Les causes de l'amibiase sont Entamoeba histolytica, qui appartient au règne des Protozoaires, sous-type Sarcodina, classe des Rhizopodes, ordre des Amoebia, famille des Entamoebidae.

Le cycle biologique d'E. histolytica comprend deux stades: végétatif (trophozoïte) et de repos (kyste). La petite forme végétative (forme luminale, ou forma minuta) mesure de 7 à 25 µm. La division du cytoplasme en ectoplasme et endoplasme est faiblement exprimée. Cette forme commensale non pathogène vit dans la lumière du côlon humain, se nourrit de bactéries par endocytose, est mobile et se reproduit végétativement. La forme tissulaire (20-25 µm) se trouve dans les tissus et organes affectés de l'hôte. Elle possède un noyau ovale, un ectoplasme vitreux bien défini et un endoplasme granuleux, est très mobile et forme de larges pseudopodes obtus. La grande forme végétative (forma magna) est issue de la forme tissulaire. Le corps est gris, rond et volumineux (jusqu'à 60 µm ou plus en mouvement). L'ectoplasme est clair, l'endoplasme est granuleux, trouble et foncé; les vacuoles digestives contiennent des érythrocytes phagocytés. C'est pourquoi on l'appelle aussi « érythrophage ». En progressant dans le gros intestin, les amibes se transforment en stades prékystiques, puis en kystes. Les kystes sont ronds ou ovales (10-15 µm) et présentent une membrane lisse à double contour. Les kystes immatures contiennent un ou deux noyaux, tandis que les kystes matures en contiennent quatre avec des caryosomes.

Les kystes sont résistants aux facteurs environnementaux: à une température de 20 °C, ils restent viables dans le sol pendant plusieurs jours, et jusqu'à 3 mois en hiver (-20 °C). En raison de leur résistance aux désinfectants (chlore, ozone) aux concentrations utilisées dans les stations d'épuration, les kystes viables peuvent se retrouver dans l'eau potable. Les températures élevées leur sont fatales; séchés et chauffés, ils meurent rapidement. Les formes végétatives sont instables dans l'environnement extérieur et n'ont aucune signification épidémiologique.

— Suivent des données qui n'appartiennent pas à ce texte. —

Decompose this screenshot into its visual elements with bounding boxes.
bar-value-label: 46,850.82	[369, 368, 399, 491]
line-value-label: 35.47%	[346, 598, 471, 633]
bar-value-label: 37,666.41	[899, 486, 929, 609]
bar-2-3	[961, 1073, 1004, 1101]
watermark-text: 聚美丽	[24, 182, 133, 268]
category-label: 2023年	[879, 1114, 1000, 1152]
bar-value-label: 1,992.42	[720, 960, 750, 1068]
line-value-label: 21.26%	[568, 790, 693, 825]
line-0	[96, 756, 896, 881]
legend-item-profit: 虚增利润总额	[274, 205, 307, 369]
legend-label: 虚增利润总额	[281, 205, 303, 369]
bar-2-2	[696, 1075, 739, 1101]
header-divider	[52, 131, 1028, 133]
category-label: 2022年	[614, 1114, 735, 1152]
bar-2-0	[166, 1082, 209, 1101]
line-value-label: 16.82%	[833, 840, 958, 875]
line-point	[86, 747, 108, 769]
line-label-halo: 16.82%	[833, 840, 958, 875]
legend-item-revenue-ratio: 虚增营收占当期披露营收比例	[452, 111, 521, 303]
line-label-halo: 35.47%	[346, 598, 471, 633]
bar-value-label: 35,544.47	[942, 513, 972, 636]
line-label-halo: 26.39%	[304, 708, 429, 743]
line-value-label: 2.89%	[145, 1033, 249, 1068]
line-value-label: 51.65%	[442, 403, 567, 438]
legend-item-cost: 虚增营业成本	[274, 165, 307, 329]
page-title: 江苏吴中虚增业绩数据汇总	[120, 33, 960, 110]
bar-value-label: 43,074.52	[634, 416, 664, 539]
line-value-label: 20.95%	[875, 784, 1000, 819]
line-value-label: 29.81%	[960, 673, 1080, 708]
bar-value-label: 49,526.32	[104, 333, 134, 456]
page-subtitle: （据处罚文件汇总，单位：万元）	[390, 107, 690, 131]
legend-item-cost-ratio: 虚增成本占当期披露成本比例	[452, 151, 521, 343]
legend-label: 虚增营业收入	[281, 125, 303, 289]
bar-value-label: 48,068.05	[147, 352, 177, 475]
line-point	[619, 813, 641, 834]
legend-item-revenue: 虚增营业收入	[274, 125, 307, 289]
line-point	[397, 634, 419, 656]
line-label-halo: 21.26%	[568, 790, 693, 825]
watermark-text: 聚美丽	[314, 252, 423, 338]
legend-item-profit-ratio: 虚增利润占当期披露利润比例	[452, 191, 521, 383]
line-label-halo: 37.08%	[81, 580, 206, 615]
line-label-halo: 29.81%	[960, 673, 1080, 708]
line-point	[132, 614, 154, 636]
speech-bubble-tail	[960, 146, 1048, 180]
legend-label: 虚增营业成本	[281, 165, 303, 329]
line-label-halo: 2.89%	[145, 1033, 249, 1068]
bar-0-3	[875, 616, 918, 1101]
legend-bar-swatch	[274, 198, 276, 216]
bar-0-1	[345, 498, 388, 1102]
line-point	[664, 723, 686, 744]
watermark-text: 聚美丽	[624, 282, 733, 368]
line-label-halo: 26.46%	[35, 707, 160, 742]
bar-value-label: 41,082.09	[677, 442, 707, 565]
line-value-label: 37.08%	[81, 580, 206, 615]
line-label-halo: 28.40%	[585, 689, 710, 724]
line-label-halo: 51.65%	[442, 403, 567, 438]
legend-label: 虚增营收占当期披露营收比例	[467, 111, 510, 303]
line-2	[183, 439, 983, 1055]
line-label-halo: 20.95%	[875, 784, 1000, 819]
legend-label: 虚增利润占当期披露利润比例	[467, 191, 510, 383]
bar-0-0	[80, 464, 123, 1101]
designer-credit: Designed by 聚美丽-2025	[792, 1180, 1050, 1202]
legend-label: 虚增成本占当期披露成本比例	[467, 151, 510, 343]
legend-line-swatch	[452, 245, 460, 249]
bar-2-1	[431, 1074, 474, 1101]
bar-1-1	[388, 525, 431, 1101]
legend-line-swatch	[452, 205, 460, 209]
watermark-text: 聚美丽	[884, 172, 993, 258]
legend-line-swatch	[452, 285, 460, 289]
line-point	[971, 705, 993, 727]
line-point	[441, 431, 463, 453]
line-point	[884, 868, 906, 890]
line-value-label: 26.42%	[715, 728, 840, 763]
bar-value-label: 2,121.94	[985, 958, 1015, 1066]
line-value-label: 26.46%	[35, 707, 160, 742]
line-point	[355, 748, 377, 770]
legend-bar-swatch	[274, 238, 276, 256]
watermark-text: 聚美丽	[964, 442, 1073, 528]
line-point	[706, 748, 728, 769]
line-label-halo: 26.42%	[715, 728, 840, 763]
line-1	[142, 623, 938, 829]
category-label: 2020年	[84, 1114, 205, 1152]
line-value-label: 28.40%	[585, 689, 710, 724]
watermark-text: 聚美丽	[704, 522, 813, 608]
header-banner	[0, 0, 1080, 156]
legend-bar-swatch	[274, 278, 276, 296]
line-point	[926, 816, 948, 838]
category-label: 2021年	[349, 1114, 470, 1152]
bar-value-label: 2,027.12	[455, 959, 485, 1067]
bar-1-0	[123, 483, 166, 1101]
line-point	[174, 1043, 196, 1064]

Lorsqu'une personne est infectée, les kystes amibiens pénètrent dans la bouche avec l'eau ou les aliments, puis dans l'intestin. Dans les parties distales de l'intestin grêle, la membrane du kyste se dissout sous l'action des enzymes intestinales. Quatre amibes mononucléaires métacystiques émergent du kyste mature, qui se divisent à leur tour en deux toutes les deux heures. Suite à ces divisions, elles passent à des stades luminaux végétatifs (voir ci-dessus). On sait qu'il existe deux types d'amibes dans la population: des souches potentiellement pathogènes d'E. histolytica et des souches non pathogènes pour l'homme, E. dispar, qui sont morphologiquement identiques et ne peuvent être distinguées que par analyse ADN.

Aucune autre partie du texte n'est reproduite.